Set Similarity#

When we are given a dataset of documents, which can be news articles, webpages, item descriptions, and we are asked to determine how similar these documents are, the naive approach is to compare each possible pair then compute for the similarity of each pair. However, as we may guess, this approach is quite expensive as it requires looking at all pairs.

This would mean that for a given \(N\) document, looking at all the pairs would take roughly \(O(N^2)\) time (Equation \ref{brute-force}):

\[ \frac{N!}{2! (N - 2)!} \sim N^2/2 \sim O(N^2) \tag{1} \label{brute-force} \]

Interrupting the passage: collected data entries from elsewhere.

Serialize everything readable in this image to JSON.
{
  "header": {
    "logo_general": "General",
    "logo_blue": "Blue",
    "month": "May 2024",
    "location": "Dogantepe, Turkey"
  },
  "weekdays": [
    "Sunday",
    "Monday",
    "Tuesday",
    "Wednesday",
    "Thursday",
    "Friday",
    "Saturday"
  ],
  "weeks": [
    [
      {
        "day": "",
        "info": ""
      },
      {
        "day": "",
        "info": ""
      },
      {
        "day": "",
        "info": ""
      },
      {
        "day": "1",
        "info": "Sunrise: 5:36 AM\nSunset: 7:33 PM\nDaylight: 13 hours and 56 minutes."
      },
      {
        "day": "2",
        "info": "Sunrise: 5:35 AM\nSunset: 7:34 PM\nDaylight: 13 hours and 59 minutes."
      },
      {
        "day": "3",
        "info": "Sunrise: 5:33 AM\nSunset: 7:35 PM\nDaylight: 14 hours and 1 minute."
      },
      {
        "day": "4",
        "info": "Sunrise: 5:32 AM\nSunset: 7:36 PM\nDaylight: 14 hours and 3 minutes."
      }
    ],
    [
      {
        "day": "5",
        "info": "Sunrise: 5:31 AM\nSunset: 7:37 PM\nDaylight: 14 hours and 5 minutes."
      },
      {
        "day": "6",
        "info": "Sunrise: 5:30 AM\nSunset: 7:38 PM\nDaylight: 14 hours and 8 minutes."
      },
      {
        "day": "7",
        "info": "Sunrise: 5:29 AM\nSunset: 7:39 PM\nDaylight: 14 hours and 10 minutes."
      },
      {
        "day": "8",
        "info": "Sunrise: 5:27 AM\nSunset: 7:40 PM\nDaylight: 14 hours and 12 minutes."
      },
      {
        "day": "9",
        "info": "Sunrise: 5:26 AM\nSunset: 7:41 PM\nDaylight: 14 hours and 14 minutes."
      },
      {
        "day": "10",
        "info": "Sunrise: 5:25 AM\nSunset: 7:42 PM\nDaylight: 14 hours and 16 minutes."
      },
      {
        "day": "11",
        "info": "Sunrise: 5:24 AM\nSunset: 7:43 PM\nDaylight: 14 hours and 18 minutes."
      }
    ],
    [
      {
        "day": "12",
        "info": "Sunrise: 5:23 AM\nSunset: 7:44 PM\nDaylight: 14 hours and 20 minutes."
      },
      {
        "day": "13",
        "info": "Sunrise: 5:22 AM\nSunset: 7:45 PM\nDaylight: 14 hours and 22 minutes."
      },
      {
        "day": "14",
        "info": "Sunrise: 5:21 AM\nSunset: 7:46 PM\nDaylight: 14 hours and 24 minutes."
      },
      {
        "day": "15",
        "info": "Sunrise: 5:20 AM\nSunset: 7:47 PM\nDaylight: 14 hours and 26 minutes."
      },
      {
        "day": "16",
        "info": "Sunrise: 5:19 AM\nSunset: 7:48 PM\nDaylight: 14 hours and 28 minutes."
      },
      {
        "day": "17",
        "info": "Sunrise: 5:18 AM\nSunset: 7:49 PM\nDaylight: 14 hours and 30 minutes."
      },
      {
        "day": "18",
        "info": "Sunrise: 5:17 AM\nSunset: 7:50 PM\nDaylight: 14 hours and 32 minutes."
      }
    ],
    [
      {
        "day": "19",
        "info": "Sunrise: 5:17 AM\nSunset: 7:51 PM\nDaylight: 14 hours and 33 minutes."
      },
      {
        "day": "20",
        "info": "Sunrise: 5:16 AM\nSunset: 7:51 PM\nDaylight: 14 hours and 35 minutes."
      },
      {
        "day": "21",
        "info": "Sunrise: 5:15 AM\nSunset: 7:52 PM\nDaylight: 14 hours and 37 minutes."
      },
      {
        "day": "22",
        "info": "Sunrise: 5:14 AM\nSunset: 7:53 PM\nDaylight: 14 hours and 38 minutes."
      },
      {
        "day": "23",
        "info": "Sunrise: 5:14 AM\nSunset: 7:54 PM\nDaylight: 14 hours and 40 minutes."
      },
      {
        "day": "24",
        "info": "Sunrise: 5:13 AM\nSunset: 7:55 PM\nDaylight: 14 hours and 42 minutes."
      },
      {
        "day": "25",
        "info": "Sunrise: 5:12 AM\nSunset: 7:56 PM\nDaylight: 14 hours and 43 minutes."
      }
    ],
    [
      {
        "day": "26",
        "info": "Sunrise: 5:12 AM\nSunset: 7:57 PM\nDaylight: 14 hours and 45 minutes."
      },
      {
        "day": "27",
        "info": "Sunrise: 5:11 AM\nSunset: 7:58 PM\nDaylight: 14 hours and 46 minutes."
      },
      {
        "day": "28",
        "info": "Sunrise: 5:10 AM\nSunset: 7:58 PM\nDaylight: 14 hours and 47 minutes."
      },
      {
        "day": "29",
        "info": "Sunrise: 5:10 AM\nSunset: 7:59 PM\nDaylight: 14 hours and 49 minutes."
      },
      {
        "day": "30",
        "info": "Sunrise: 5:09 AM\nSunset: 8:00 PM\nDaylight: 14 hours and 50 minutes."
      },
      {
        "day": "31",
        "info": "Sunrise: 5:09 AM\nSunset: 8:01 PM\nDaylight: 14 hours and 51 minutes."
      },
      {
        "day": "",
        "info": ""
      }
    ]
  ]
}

Throughout this chapter, we will discuss one way we can approximate the computation of this simlarity through the use of hashing functions, specifically, Locality-Sensitive Hashing (LSH), which allows us to focus on pairs that are likely to be similar without looking at all the pairs. These fucntions are built to contain property that pairs that are more similar tend to be on the same bucket defined by the hash functions.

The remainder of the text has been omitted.